“Pertinacious.” Kai uttered syllable by syllable and went to her class. Just one word to cap off everything that was on my mind when I had a small talk with her. She sent my thoughts flying into the endless spiral of my cluttered mind, a multilayered madness.
Holding tenaciously to a purpose. My mind responded with the definition, and I started to re-think my strategy in facing my life. In the previous post, I had been ranting more and more, being the most negative that I had ever been. However, Kai’s word sparked a train of thoughts in me which led to a someone who had left a comment on my post that changed my thoughts, but my actions were still behind time.

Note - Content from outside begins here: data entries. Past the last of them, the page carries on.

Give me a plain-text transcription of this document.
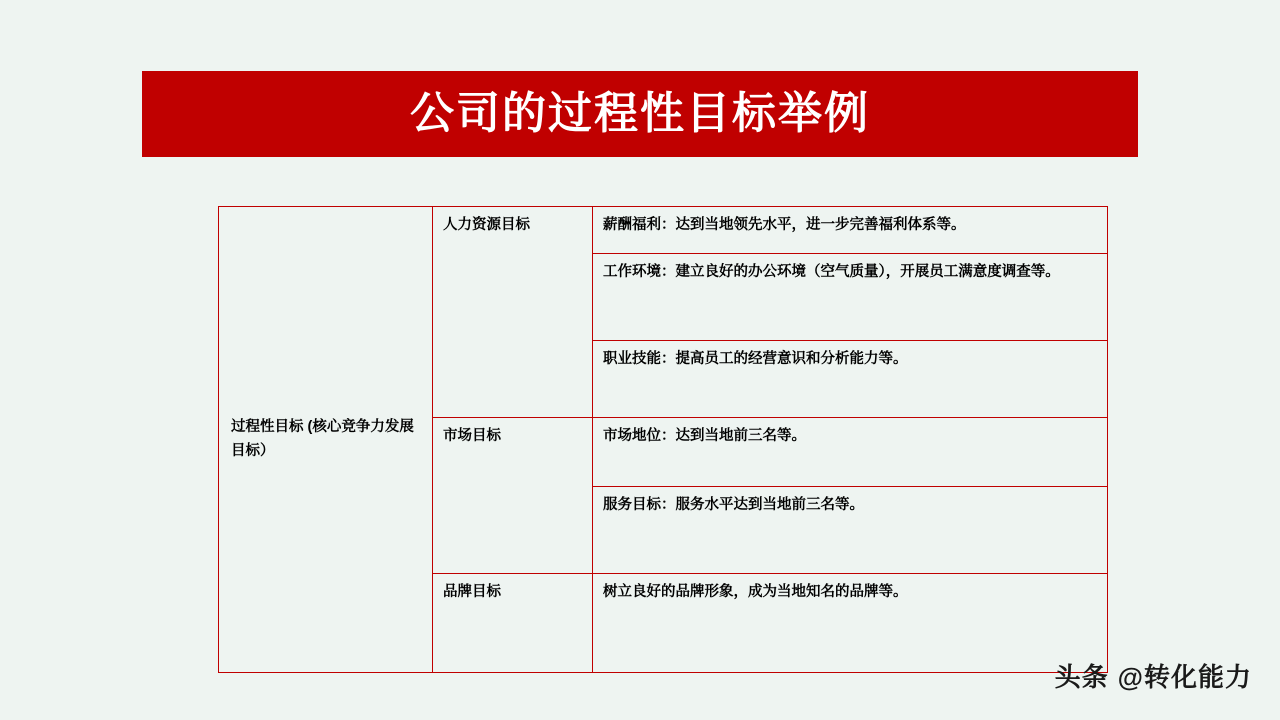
公司的过程性目标举例
过程性目标 (核心竞争力发展目标）	人力资源目标	薪酬福利：达到当地领先水平，进一步完善福利体系等。
		工作环境：建立良好的办公环境（空气质量），开展员工满意度调查等。
		职业技能：提高员工的经营意识和分析能力等。
	市场目标	市场地位：达到当地前三名等。
		服务目标：服务水平达到当地前三名等。
	品牌目标	树立良好的品牌形象，成为当地知名的品牌等。
头条 @转化能力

The blogger commented on my writings, and the negativity in the recent ones. I had to admit that I was rather too much, and I looked back to my own agenda in writing, it was and is to promulgate inspirations rather than killing them with negativity. Therefore, I was adamant to change.
A few days in, I shifted my sleeping style, my phone usage style. But, just for a few days only, I successfully reverted back to the toxic self. My mind told myself to remember those words, but my desire would not.

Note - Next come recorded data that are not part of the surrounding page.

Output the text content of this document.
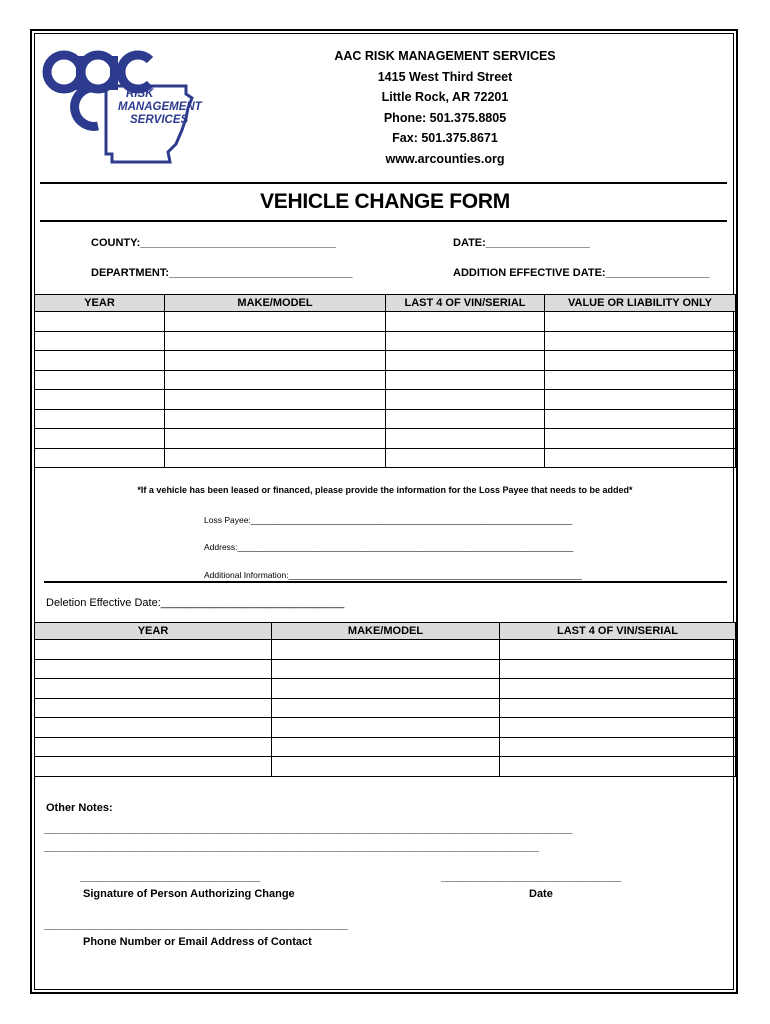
RISK
MANAGEMENT
SERVICES
AAC RISK MANAGEMENT SERVICES
1415 West Third Street
Little Rock, AR 72201
Phone: 501.375.8805
Fax: 501.375.8671
www.arcounties.org
VEHICLE CHANGE FORM
COUNTY:________________________________	DATE:_________________
DEPARTMENT:______________________________	ADDITION EFFECTIVE DATE:_________________
YEAR	MAKE/MODEL	LAST 4 OF VIN/SERIAL	VALUE OR LIABILITY ONLY

*If a vehicle has been leased or financed, please provide the information for the Loss Payee that needs to be added*
Loss Payee:____________________________________________________________________
Address:_______________________________________________________________________
Additional Information:______________________________________________________________
Deletion Effective Date:______________________________
YEAR	MAKE/MODEL	LAST 4 OF VIN/SERIAL

Other Notes:
______________________________________________________________________________________________
________________________________________________________________________________________
________________________________
Signature of Person Authorizing Change
________________________________
Date
______________________________________________________
Phone Number or Email Address of Contact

Until now, “Pertinacious.” I thought to myself. What is life when you do things that is deluged with instant gratifications? Isn’t life a challenge? If I just aim the easy things that satisfy me fast, where is the intrinsic meaning of living? Ain’t I no better than a living corpse?

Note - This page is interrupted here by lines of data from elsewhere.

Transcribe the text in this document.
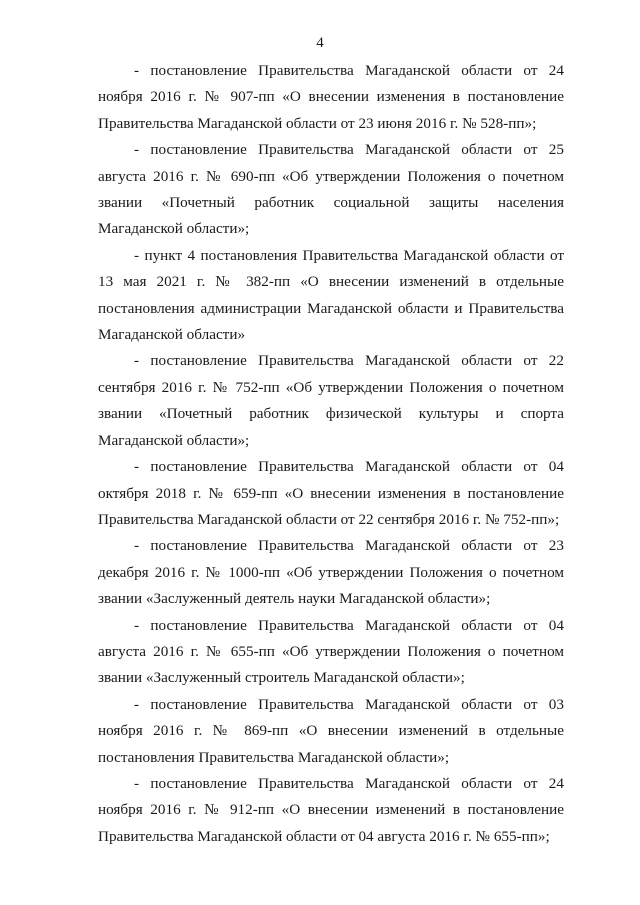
4

- постановление Правительства Магаданской области от 24 ноября 2016 г. № 907-пп «О внесении изменения в постановление Правительства Магаданской области от 23 июня 2016 г. № 528-пп»;

- постановление Правительства Магаданской области от 25 августа 2016 г. № 690-пп «Об утверждении Положения о почетном звании «Почетный работник социальной защиты населения Магаданской области»;

- пункт 4 постановления Правительства Магаданской области от 13 мая 2021 г. № 382-пп «О внесении изменений в отдельные постановления администрации Магаданской области и Правительства Магаданской области»

- постановление Правительства Магаданской области от 22 сентября 2016 г. № 752-пп «Об утверждении Положения о почетном звании «Почетный работник физической культуры и спорта Магаданской области»;

- постановление Правительства Магаданской области от 04 октября 2018 г. № 659-пп «О внесении изменения в постановление Правительства Магаданской области от 22 сентября 2016 г. № 752-пп»;

- постановление Правительства Магаданской области от 23 декабря 2016 г. № 1000-пп «Об утверждении Положения о почетном звании «Заслуженный деятель науки Магаданской области»;

- постановление Правительства Магаданской области от 04 августа 2016 г. № 655-пп «Об утверждении Положения о почетном звании «Заслуженный строитель Магаданской области»;

- постановление Правительства Магаданской области от 03 ноября 2016 г. № 869-пп «О внесении изменений в отдельные постановления Правительства Магаданской области»;

- постановление Правительства Магаданской области от 24 ноября 2016 г. № 912-пп «О внесении изменений в постановление Правительства Магаданской области от 04 августа 2016 г. № 655-пп»;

Looked back, ruminated. Yes, I am going to change. From small, gradually to big things. Just put away the fucking phone, what’s so hard about it? It is difficult, extremely. Sometimes I wrestled with my inner desires, I succumbed to them most of the times, but I am learning to fight back, to stand up, to reclaim myself.
It is a slow and long and continuous and perennial fight. But, if I am victorious, I am just kicking away the thing that I invited into my life with open arms in the first place and I just want to live again.